It’s weird to be talking so much lately about growing up poor when I’ve spent my life pretending that I didn’t and or feeling ashamed about it all. Now, as the subject of white, rural poverty seems to be in the miasma of the 2020 election and some think it’s a Rosetta Stone to understanding voters who seem to vote against their own interests and well being by supporting leaders who gut the programs and support that would help them to pull up by those mythologized bootstraps we’re all supposed to have, I find myself turning to the question of my childhood. I’m also spurred to reconsider poverty by the accession of J.D. Vance as spokesman for all of The Poor (white poor, anyway) and I did read his book when it came out. His thesis, and I’m assuming the thesis of the new Netflix film adaptation, seems to be that poverty is the result of poor choices.
I counter that the shame I carried because my housing was always insecure ties adults like me, who grew up poor, into a cycle of trying to fill the hole shame carves out of your soul with poor choices. Can we consider this for a moment? That poverty scars children, who too often become scarred adults struggling to survive, sometimes with their own children? Can we spare any compassion for people who never learned to save money because money was always spoken for before the paycheck arrived, for people who never had the credit to buy a home.
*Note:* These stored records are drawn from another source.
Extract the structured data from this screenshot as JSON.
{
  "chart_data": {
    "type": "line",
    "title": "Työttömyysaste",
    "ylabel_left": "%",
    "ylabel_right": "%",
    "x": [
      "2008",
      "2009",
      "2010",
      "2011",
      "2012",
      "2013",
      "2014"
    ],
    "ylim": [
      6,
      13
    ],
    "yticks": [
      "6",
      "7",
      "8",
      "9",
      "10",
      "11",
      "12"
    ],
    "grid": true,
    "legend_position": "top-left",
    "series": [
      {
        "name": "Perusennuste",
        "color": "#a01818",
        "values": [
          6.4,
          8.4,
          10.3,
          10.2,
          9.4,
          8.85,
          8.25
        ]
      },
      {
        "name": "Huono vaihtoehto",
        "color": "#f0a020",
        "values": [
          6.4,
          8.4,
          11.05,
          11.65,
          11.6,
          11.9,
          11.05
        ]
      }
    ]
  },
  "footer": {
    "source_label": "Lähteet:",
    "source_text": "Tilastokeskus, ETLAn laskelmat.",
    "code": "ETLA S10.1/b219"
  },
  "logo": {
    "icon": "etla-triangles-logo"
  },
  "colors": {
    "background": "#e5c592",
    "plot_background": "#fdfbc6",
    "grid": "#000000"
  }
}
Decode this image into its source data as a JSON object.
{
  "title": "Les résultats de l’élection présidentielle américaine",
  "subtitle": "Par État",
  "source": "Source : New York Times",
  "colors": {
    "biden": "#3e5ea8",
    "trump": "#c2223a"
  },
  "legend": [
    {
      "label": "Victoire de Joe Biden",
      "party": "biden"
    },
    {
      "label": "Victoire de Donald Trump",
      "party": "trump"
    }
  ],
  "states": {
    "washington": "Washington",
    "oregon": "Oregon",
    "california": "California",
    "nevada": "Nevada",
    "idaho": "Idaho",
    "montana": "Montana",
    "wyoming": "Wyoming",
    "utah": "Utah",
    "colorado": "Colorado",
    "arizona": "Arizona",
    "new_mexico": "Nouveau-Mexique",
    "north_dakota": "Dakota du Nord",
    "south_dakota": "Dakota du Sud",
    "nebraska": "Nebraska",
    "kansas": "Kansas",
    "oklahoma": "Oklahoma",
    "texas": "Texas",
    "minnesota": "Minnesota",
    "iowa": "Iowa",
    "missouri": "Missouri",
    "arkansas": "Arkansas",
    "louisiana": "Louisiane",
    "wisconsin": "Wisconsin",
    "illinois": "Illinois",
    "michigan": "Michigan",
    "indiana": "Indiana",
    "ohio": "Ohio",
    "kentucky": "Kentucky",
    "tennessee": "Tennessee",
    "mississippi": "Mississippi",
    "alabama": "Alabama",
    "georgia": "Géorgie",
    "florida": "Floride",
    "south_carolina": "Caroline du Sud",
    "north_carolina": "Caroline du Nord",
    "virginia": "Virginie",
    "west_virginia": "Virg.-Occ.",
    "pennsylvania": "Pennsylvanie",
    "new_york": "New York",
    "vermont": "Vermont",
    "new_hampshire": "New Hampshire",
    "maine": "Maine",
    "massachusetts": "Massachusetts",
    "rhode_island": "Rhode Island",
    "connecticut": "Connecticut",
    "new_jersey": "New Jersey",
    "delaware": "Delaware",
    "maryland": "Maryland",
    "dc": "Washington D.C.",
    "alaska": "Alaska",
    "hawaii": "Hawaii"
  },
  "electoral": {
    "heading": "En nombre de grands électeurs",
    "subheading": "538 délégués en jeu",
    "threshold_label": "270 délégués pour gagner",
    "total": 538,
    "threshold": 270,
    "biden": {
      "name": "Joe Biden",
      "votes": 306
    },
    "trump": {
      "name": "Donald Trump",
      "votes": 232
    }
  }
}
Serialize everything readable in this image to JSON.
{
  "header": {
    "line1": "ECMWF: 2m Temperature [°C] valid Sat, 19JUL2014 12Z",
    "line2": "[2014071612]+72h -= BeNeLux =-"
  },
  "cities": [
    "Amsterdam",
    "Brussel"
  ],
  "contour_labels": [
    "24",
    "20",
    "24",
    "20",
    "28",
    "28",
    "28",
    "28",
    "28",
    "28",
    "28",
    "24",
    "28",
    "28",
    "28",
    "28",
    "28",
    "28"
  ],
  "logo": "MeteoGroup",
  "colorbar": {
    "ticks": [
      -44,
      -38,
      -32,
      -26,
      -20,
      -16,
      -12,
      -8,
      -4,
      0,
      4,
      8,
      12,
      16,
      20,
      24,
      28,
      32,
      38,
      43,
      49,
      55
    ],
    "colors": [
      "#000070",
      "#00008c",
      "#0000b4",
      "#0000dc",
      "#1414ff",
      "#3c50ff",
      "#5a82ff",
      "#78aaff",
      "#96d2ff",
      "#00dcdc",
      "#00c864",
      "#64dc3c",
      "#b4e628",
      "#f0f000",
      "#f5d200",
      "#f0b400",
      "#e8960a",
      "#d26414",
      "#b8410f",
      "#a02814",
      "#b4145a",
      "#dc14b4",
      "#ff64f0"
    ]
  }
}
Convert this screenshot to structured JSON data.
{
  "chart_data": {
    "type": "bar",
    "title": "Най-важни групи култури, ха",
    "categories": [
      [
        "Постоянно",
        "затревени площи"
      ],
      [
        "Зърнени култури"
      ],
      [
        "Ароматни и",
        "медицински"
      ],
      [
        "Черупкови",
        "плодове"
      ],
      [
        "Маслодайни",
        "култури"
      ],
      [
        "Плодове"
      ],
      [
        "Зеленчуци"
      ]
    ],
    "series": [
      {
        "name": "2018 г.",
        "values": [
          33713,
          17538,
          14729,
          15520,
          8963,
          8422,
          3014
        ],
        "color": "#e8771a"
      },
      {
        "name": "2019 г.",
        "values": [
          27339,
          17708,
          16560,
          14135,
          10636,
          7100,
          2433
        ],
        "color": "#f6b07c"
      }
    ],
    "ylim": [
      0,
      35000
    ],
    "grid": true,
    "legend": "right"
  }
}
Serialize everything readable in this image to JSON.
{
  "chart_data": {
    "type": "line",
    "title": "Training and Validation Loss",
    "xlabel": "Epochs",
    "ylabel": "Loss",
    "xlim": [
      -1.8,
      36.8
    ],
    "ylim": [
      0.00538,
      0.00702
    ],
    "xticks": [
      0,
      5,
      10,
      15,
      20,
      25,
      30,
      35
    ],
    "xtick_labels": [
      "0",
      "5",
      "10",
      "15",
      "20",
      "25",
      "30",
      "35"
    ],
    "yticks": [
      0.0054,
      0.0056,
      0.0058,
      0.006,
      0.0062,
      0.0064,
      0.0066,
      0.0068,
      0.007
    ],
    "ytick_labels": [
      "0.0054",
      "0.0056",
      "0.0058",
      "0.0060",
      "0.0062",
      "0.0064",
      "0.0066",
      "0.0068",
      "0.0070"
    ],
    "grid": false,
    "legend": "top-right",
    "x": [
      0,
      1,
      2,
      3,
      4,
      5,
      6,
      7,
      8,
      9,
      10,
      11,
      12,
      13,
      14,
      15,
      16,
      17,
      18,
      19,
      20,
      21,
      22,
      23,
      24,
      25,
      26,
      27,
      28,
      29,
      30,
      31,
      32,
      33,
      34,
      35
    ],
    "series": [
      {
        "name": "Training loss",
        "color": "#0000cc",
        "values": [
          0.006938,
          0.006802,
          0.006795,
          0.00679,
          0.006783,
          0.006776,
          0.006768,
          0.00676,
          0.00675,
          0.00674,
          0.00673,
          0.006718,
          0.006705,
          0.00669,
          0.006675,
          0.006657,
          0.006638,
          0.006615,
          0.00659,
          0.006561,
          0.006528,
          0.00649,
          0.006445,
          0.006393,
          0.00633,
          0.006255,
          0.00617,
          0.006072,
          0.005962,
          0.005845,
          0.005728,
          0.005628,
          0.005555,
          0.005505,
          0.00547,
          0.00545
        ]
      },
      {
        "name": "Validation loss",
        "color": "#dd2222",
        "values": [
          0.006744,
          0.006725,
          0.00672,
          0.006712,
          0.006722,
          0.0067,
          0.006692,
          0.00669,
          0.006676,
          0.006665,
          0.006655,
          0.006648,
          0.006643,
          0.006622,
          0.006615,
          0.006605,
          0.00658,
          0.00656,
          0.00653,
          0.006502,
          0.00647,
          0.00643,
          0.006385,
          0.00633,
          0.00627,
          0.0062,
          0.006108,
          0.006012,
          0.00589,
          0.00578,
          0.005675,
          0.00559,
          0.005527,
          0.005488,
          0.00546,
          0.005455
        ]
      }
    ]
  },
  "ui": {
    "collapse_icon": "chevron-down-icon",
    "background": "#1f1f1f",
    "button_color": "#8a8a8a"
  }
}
But what if we’d had a little help? What if Mom and I could have gotten some cash assistance when my Dad left her after twenty years, with no education and no job? What if we had more than the $40/month in food stamps that so many groceries shamed up for using?
Again, SO many people had it worse than I did. @JDVance1 certainly did. But he did have help. He didn’t crawl out on his own. Neither did I. We need each other. We need to help each other. So maybe our lawmakers, not people drowning in poverty, are the one who should be making better choices. Last thing: the reason we didn’t qualify for much assistance was because of my Dad’s decent income and child support. Child support of about $400/month. Mom did not have an immediate path to work after being a stay at home mother (we called it a “homemaker” back then) for so long. So until she could find work, we were supposed to live on $4800/year in the late 80s — but to the state that was too much income. For perspective, that’s about $10,079.54 ion 2020.
Mom did eventually go back to school and become a nurse – because she found a child of veterans federal grant that paid for a one year program. It helped SO much. Was that grant “bootstraps?” A handout? Maybe the gov’t just finally gave us some damn boots. We all deserve boots.